About Secreted Phospholipases A2 / sPLA2:
Also known as sPLA2s, secreted phospholipases A2 are enzymes that hydrolize the bond between the glycerol molecule and the second fatty acid tail by cleaving the fatty acid in position two of phospholipids.
Secreted phospholipases have an Enzyme Commission (EC) number of 22.214.171.124 and a CAS Number of 9001-84-7. Secreted phospholipases are a distinct family within the larger phospholipases A2 PLA2 family.
SPLA2 enzymes act on phospholipids of varying aggregates including monolayer, micellar, and bilayer phospholipid in relation to their type, which could be zwitterionic, anionic, neutral, fatty acid composition, or biological milieu. The catalytic efficiency is primarily determined by the packing density, phase transition temperature, critical micellar concentration, and other physical properties of the aggregates.

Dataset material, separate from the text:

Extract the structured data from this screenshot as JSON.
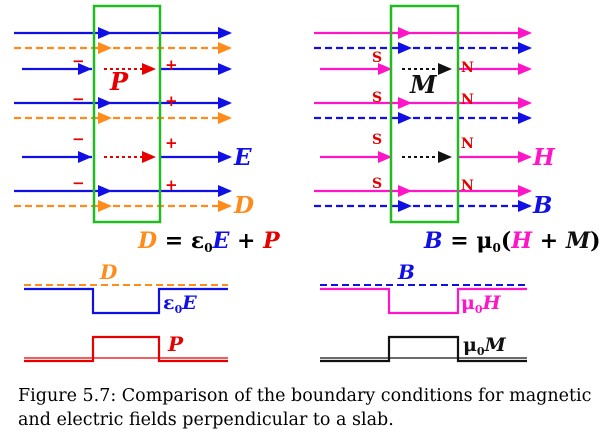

The PLA2 family is composes of sPLA2s and intracellular PLA2s. The sPLA2s were the first of the wider PLA2 family to be discovered, being located in snake, scorpion, bee, and wasp venoms. Other structural characteristics include a low modular weight, histidine I the catalytic site, and the need for Ca2 to activate. Secreted PLA2s usually show an an increase in activity termed interfacial activation when substrate is presented as a large lipid aggregate too.

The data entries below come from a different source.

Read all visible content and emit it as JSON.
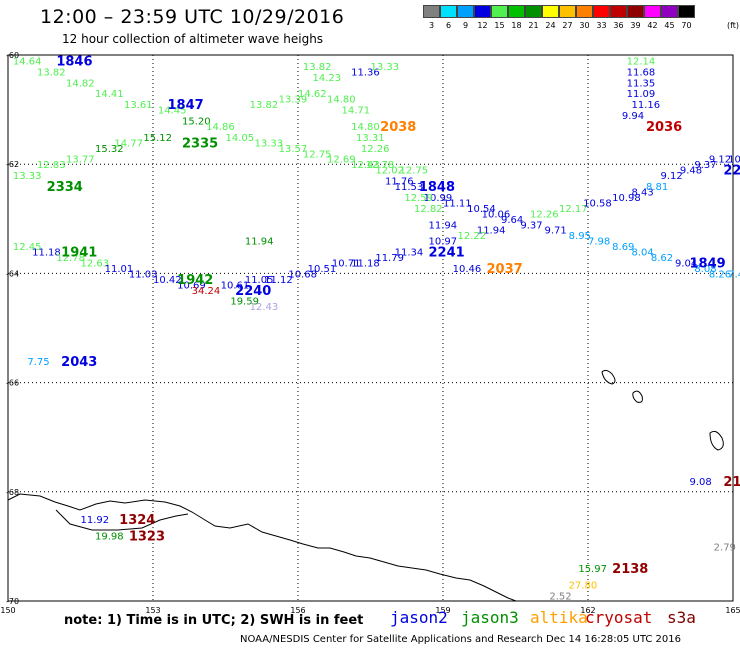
{
  "header": {
    "title": "12:00 – 23:59 UTC 10/29/2016",
    "subtitle": "12 hour collection of altimeter wave heighs",
    "unit": "(ft)"
  },
  "colorscale": [
    {
      "label": "3",
      "color": "#808080"
    },
    {
      "label": "6",
      "color": "#00e0ff"
    },
    {
      "label": "9",
      "color": "#00a0ff"
    },
    {
      "label": "12",
      "color": "#0000e0"
    },
    {
      "label": "15",
      "color": "#50f050"
    },
    {
      "label": "18",
      "color": "#00c000"
    },
    {
      "label": "21",
      "color": "#009000"
    },
    {
      "label": "24",
      "color": "#ffff00"
    },
    {
      "label": "27",
      "color": "#ffc000"
    },
    {
      "label": "30",
      "color": "#ff8000"
    },
    {
      "label": "33",
      "color": "#ff0000"
    },
    {
      "label": "36",
      "color": "#c00000"
    },
    {
      "label": "39",
      "color": "#900000"
    },
    {
      "label": "42",
      "color": "#ff00ff"
    },
    {
      "label": "45",
      "color": "#9000c0"
    },
    {
      "label": "70",
      "color": "#000000"
    }
  ],
  "axes": {
    "lat_labels": [
      "-60",
      "-62",
      "-64",
      "-66",
      "-68",
      "-70"
    ],
    "lon_labels": [
      "150",
      "153",
      "156",
      "159",
      "162",
      "165"
    ]
  },
  "passes": [
    {
      "label": "1846",
      "color": "#0000e0",
      "lon": 151.0,
      "lat": -60.1
    },
    {
      "label": "1847",
      "color": "#0000e0",
      "lon": 153.3,
      "lat": -60.9
    },
    {
      "label": "2335",
      "color": "#009000",
      "lon": 153.6,
      "lat": -61.6
    },
    {
      "label": "2334",
      "color": "#009000",
      "lon": 150.8,
      "lat": -62.4
    },
    {
      "label": "2038",
      "color": "#ff8000",
      "lon": 157.7,
      "lat": -61.3
    },
    {
      "label": "2036",
      "color": "#c00000",
      "lon": 163.2,
      "lat": -61.3
    },
    {
      "label": "1848",
      "color": "#0000e0",
      "lon": 158.5,
      "lat": -62.4
    },
    {
      "label": "22",
      "color": "#0000e0",
      "lon": 164.8,
      "lat": -62.1
    },
    {
      "label": "1941",
      "color": "#009000",
      "lon": 151.1,
      "lat": -63.6
    },
    {
      "label": "1942",
      "color": "#009000",
      "lon": 153.5,
      "lat": -64.1
    },
    {
      "label": "2240",
      "color": "#0000e0",
      "lon": 154.7,
      "lat": -64.3
    },
    {
      "label": "2241",
      "color": "#0000e0",
      "lon": 158.7,
      "lat": -63.6
    },
    {
      "label": "2037",
      "color": "#ff8000",
      "lon": 159.9,
      "lat": -63.9
    },
    {
      "label": "1849",
      "color": "#0000e0",
      "lon": 164.1,
      "lat": -63.8
    },
    {
      "label": "2043",
      "color": "#0000e0",
      "lon": 151.1,
      "lat": -65.6
    },
    {
      "label": "21",
      "color": "#900000",
      "lon": 164.8,
      "lat": -67.8
    },
    {
      "label": "1324",
      "color": "#900000",
      "lon": 152.3,
      "lat": -68.5
    },
    {
      "label": "1323",
      "color": "#900000",
      "lon": 152.5,
      "lat": -68.8
    },
    {
      "label": "2138",
      "color": "#900000",
      "lon": 162.5,
      "lat": -69.4
    }
  ],
  "readings": [
    {
      "v": "14.64",
      "c": "#50f050",
      "lon": 150.1,
      "lat": -60.1
    },
    {
      "v": "13.82",
      "c": "#50f050",
      "lon": 150.6,
      "lat": -60.3
    },
    {
      "v": "14.82",
      "c": "#50f050",
      "lon": 151.2,
      "lat": -60.5
    },
    {
      "v": "14.41",
      "c": "#50f050",
      "lon": 151.8,
      "lat": -60.7
    },
    {
      "v": "13.61",
      "c": "#50f050",
      "lon": 152.4,
      "lat": -60.9
    },
    {
      "v": "14.45",
      "c": "#50f050",
      "lon": 153.1,
      "lat": -61.0
    },
    {
      "v": "15.20",
      "c": "#009000",
      "lon": 153.6,
      "lat": -61.2
    },
    {
      "v": "14.86",
      "c": "#50f050",
      "lon": 154.1,
      "lat": -61.3
    },
    {
      "v": "14.05",
      "c": "#50f050",
      "lon": 154.5,
      "lat": -61.5
    },
    {
      "v": "13.33",
      "c": "#50f050",
      "lon": 155.1,
      "lat": -61.6
    },
    {
      "v": "13.57",
      "c": "#50f050",
      "lon": 155.6,
      "lat": -61.7
    },
    {
      "v": "12.75",
      "c": "#50f050",
      "lon": 156.1,
      "lat": -61.8
    },
    {
      "v": "12.69",
      "c": "#50f050",
      "lon": 156.6,
      "lat": -61.9
    },
    {
      "v": "12.43",
      "c": "#50f050",
      "lon": 157.1,
      "lat": -62.0
    },
    {
      "v": "12.02",
      "c": "#50f050",
      "lon": 157.6,
      "lat": -62.1
    },
    {
      "v": "12.75",
      "c": "#50f050",
      "lon": 158.1,
      "lat": -62.1
    },
    {
      "v": "13.82",
      "c": "#50f050",
      "lon": 156.1,
      "lat": -60.2
    },
    {
      "v": "14.23",
      "c": "#50f050",
      "lon": 156.3,
      "lat": -60.4
    },
    {
      "v": "14.80",
      "c": "#50f050",
      "lon": 156.6,
      "lat": -60.8
    },
    {
      "v": "14.71",
      "c": "#50f050",
      "lon": 156.9,
      "lat": -61.0
    },
    {
      "v": "14.80",
      "c": "#50f050",
      "lon": 157.1,
      "lat": -61.3
    },
    {
      "v": "13.31",
      "c": "#50f050",
      "lon": 157.2,
      "lat": -61.5
    },
    {
      "v": "12.26",
      "c": "#50f050",
      "lon": 157.3,
      "lat": -61.7
    },
    {
      "v": "12.78",
      "c": "#50f050",
      "lon": 157.4,
      "lat": -62.0
    },
    {
      "v": "11.36",
      "c": "#0000e0",
      "lon": 157.1,
      "lat": -60.3
    },
    {
      "v": "13.33",
      "c": "#50f050",
      "lon": 157.5,
      "lat": -60.2
    },
    {
      "v": "13.82",
      "c": "#50f050",
      "lon": 155.0,
      "lat": -60.9
    },
    {
      "v": "13.39",
      "c": "#50f050",
      "lon": 155.6,
      "lat": -60.8
    },
    {
      "v": "14.62",
      "c": "#50f050",
      "lon": 156.0,
      "lat": -60.7
    },
    {
      "v": "15.12",
      "c": "#009000",
      "lon": 152.8,
      "lat": -61.5
    },
    {
      "v": "14.77",
      "c": "#50f050",
      "lon": 152.2,
      "lat": -61.6
    },
    {
      "v": "15.32",
      "c": "#009000",
      "lon": 151.8,
      "lat": -61.7
    },
    {
      "v": "13.77",
      "c": "#50f050",
      "lon": 151.2,
      "lat": -61.9
    },
    {
      "v": "12.83",
      "c": "#50f050",
      "lon": 150.6,
      "lat": -62.0
    },
    {
      "v": "13.33",
      "c": "#50f050",
      "lon": 150.1,
      "lat": -62.2
    },
    {
      "v": "11.76",
      "c": "#0000e0",
      "lon": 157.8,
      "lat": -62.3
    },
    {
      "v": "11.53",
      "c": "#0000e0",
      "lon": 158.0,
      "lat": -62.4
    },
    {
      "v": "10.99",
      "c": "#0000e0",
      "lon": 158.6,
      "lat": -62.6
    },
    {
      "v": "12.59",
      "c": "#50f050",
      "lon": 158.2,
      "lat": -62.6
    },
    {
      "v": "11.11",
      "c": "#0000e0",
      "lon": 159.0,
      "lat": -62.7
    },
    {
      "v": "12.82",
      "c": "#50f050",
      "lon": 158.4,
      "lat": -62.8
    },
    {
      "v": "10.54",
      "c": "#0000e0",
      "lon": 159.5,
      "lat": -62.8
    },
    {
      "v": "10.06",
      "c": "#0000e0",
      "lon": 159.8,
      "lat": -62.9
    },
    {
      "v": "9.64",
      "c": "#0000e0",
      "lon": 160.2,
      "lat": -63.0
    },
    {
      "v": "9.37",
      "c": "#0000e0",
      "lon": 160.6,
      "lat": -63.1
    },
    {
      "v": "11.94",
      "c": "#0000e0",
      "lon": 158.7,
      "lat": -63.1
    },
    {
      "v": "11.94",
      "c": "#0000e0",
      "lon": 159.7,
      "lat": -63.2
    },
    {
      "v": "9.71",
      "c": "#0000e0",
      "lon": 161.1,
      "lat": -63.2
    },
    {
      "v": "12.22",
      "c": "#50f050",
      "lon": 159.3,
      "lat": -63.3
    },
    {
      "v": "12.26",
      "c": "#50f050",
      "lon": 160.8,
      "lat": -62.9
    },
    {
      "v": "12.17",
      "c": "#50f050",
      "lon": 161.4,
      "lat": -62.8
    },
    {
      "v": "10.58",
      "c": "#0000e0",
      "lon": 161.9,
      "lat": -62.7
    },
    {
      "v": "10.98",
      "c": "#0000e0",
      "lon": 162.5,
      "lat": -62.6
    },
    {
      "v": "8.43",
      "c": "#0000e0",
      "lon": 162.9,
      "lat": -62.5
    },
    {
      "v": "8.81",
      "c": "#00a0ff",
      "lon": 163.2,
      "lat": -62.4
    },
    {
      "v": "9.12",
      "c": "#0000e0",
      "lon": 163.5,
      "lat": -62.2
    },
    {
      "v": "9.48",
      "c": "#0000e0",
      "lon": 163.9,
      "lat": -62.1
    },
    {
      "v": "9.37",
      "c": "#0000e0",
      "lon": 164.2,
      "lat": -62.0
    },
    {
      "v": "9.12",
      "c": "#0000e0",
      "lon": 164.5,
      "lat": -61.9
    },
    {
      "v": "10.2",
      "c": "#0000e0",
      "lon": 164.9,
      "lat": -61.9
    },
    {
      "v": "8.95",
      "c": "#00a0ff",
      "lon": 161.6,
      "lat": -63.3
    },
    {
      "v": "7.98",
      "c": "#00a0ff",
      "lon": 162.0,
      "lat": -63.4
    },
    {
      "v": "8.69",
      "c": "#00a0ff",
      "lon": 162.5,
      "lat": -63.5
    },
    {
      "v": "8.04",
      "c": "#00a0ff",
      "lon": 162.9,
      "lat": -63.6
    },
    {
      "v": "8.62",
      "c": "#00a0ff",
      "lon": 163.3,
      "lat": -63.7
    },
    {
      "v": "9.04",
      "c": "#0000e0",
      "lon": 163.8,
      "lat": -63.8
    },
    {
      "v": "8.08",
      "c": "#00a0ff",
      "lon": 164.2,
      "lat": -63.9
    },
    {
      "v": "8.26",
      "c": "#00a0ff",
      "lon": 164.5,
      "lat": -64.0
    },
    {
      "v": "7.4",
      "c": "#00a0ff",
      "lon": 164.9,
      "lat": -64.0
    },
    {
      "v": "10.97",
      "c": "#0000e0",
      "lon": 158.7,
      "lat": -63.4
    },
    {
      "v": "10.46",
      "c": "#0000e0",
      "lon": 159.2,
      "lat": -63.9
    },
    {
      "v": "11.34",
      "c": "#0000e0",
      "lon": 158.0,
      "lat": -63.6
    },
    {
      "v": "11.79",
      "c": "#0000e0",
      "lon": 157.6,
      "lat": -63.7
    },
    {
      "v": "11.18",
      "c": "#0000e0",
      "lon": 157.1,
      "lat": -63.8
    },
    {
      "v": "10.71",
      "c": "#0000e0",
      "lon": 156.7,
      "lat": -63.8
    },
    {
      "v": "10.51",
      "c": "#0000e0",
      "lon": 156.2,
      "lat": -63.9
    },
    {
      "v": "10.68",
      "c": "#0000e0",
      "lon": 155.8,
      "lat": -64.0
    },
    {
      "v": "11.12",
      "c": "#0000e0",
      "lon": 155.3,
      "lat": -64.1
    },
    {
      "v": "11.05",
      "c": "#0000e0",
      "lon": 154.9,
      "lat": -64.1
    },
    {
      "v": "10.61",
      "c": "#0000e0",
      "lon": 154.4,
      "lat": -64.2
    },
    {
      "v": "11.94",
      "c": "#009000",
      "lon": 154.9,
      "lat": -63.4
    },
    {
      "v": "12.45",
      "c": "#50f050",
      "lon": 150.1,
      "lat": -63.5
    },
    {
      "v": "11.18",
      "c": "#0000e0",
      "lon": 150.5,
      "lat": -63.6
    },
    {
      "v": "12.78",
      "c": "#50f050",
      "lon": 151.0,
      "lat": -63.7
    },
    {
      "v": "12.63",
      "c": "#50f050",
      "lon": 151.5,
      "lat": -63.8
    },
    {
      "v": "11.01",
      "c": "#0000e0",
      "lon": 152.0,
      "lat": -63.9
    },
    {
      "v": "11.03",
      "c": "#0000e0",
      "lon": 152.5,
      "lat": -64.0
    },
    {
      "v": "10.42",
      "c": "#0000e0",
      "lon": 153.0,
      "lat": -64.1
    },
    {
      "v": "10.69",
      "c": "#0000e0",
      "lon": 153.5,
      "lat": -64.2
    },
    {
      "v": "34.24",
      "c": "#c00000",
      "lon": 153.8,
      "lat": -64.3
    },
    {
      "v": "19.59",
      "c": "#009000",
      "lon": 154.6,
      "lat": -64.5
    },
    {
      "v": "12.43",
      "c": "#b0a0e0",
      "lon": 155.0,
      "lat": -64.6
    },
    {
      "v": "7.75",
      "c": "#00a0ff",
      "lon": 150.4,
      "lat": -65.6
    },
    {
      "v": "12.14",
      "c": "#50f050",
      "lon": 162.8,
      "lat": -60.1
    },
    {
      "v": "11.68",
      "c": "#0000e0",
      "lon": 162.8,
      "lat": -60.3
    },
    {
      "v": "11.35",
      "c": "#0000e0",
      "lon": 162.8,
      "lat": -60.5
    },
    {
      "v": "11.09",
      "c": "#0000e0",
      "lon": 162.8,
      "lat": -60.7
    },
    {
      "v": "11.16",
      "c": "#0000e0",
      "lon": 162.9,
      "lat": -60.9
    },
    {
      "v": "9.94",
      "c": "#0000e0",
      "lon": 162.7,
      "lat": -61.1
    },
    {
      "v": "9.08",
      "c": "#0000e0",
      "lon": 164.1,
      "lat": -67.8
    },
    {
      "v": "11.92",
      "c": "#0000e0",
      "lon": 151.5,
      "lat": -68.5
    },
    {
      "v": "19.98",
      "c": "#009000",
      "lon": 151.8,
      "lat": -68.8
    },
    {
      "v": "15.97",
      "c": "#009000",
      "lon": 161.8,
      "lat": -69.4
    },
    {
      "v": "27.80",
      "c": "#ffc000",
      "lon": 161.6,
      "lat": -69.7
    },
    {
      "v": "2.52",
      "c": "#808080",
      "lon": 161.2,
      "lat": -69.9
    },
    {
      "v": "2.79",
      "c": "#808080",
      "lon": 164.6,
      "lat": -69.0
    }
  ],
  "footer": {
    "note": "note: 1) Time is in UTC; 2) SWH is in feet",
    "legend": [
      {
        "name": "jason2",
        "color": "#0000e0"
      },
      {
        "name": "jason3",
        "color": "#009000"
      },
      {
        "name": "altika",
        "color": "#ffa000"
      },
      {
        "name": "cryosat",
        "color": "#c00000"
      },
      {
        "name": "s3a",
        "color": "#800000"
      }
    ],
    "credit": "NOAA/NESDIS Center for Satellite Applications and Research    Dec 14 16:28:05 UTC 2016"
  }
}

Secreted Phospholipases A2 Function & Mechanisms
Pancreatic sPLA2s produce the initial digestion of phospholipid compounds in dietary fat, making it a key feature in immobilizing prey through cell lysis (the breaking down of the cell). Studies have shown a function of sPLA2s in sperm maturation and capacitation.
Secreted phospholipases A2 additionally promote inflammation by breaking down phospholipids, which then produces fatty acids and arachidonic acid. Once metabolized, it can form inflammatory and thrombogenic molecules, which is why excess levels can contribute to various related diseases. It is also closely linked to coronary artery disease and acute coronary syndrome. Excess levels of sPLA2 may also increase asthma in children as well as dry eye surface inflammation.
SPAL2 degradation of supporting phospholipid bilayers are met by a latency period, otherwise known as a lag phase, in which low enzyme activity and the lack of hydrolysis are evident. The lag phase is influenced by the molecular structure. Increased secreted phospholipases A2 is also noted in Alzheimer's patients as well as those with multiple sclerosis.
Pancreatic sPLA2 is initiated by a His-48/Asp-99/calcium complex, resulting in a catalyric mechanism within the active site. Once the calcium ion polarizes the sn-2 carbonyl oxygen and interacts with the w5 water molecule nucleophilicity of the catalytic water levels are improved by the w6 water module.
The expression of secreted phospholipases A2 is also influenced by interactions with proinflammatory stimuli such as LPS, IL-1β, and IFN-γ. It can impact the assessment of physiological functions relating to PLA2G2A while a frameshift mutation can mean that it is not expressed at all – or expressed in a highly restricted fashion.
Properties of the sPLA2 family signify an importance in antibacterial defense due to low hydrlyziation, as well as the impact it has on inflammation and the risks (including the development of cancer) that chronic inflammation can bring.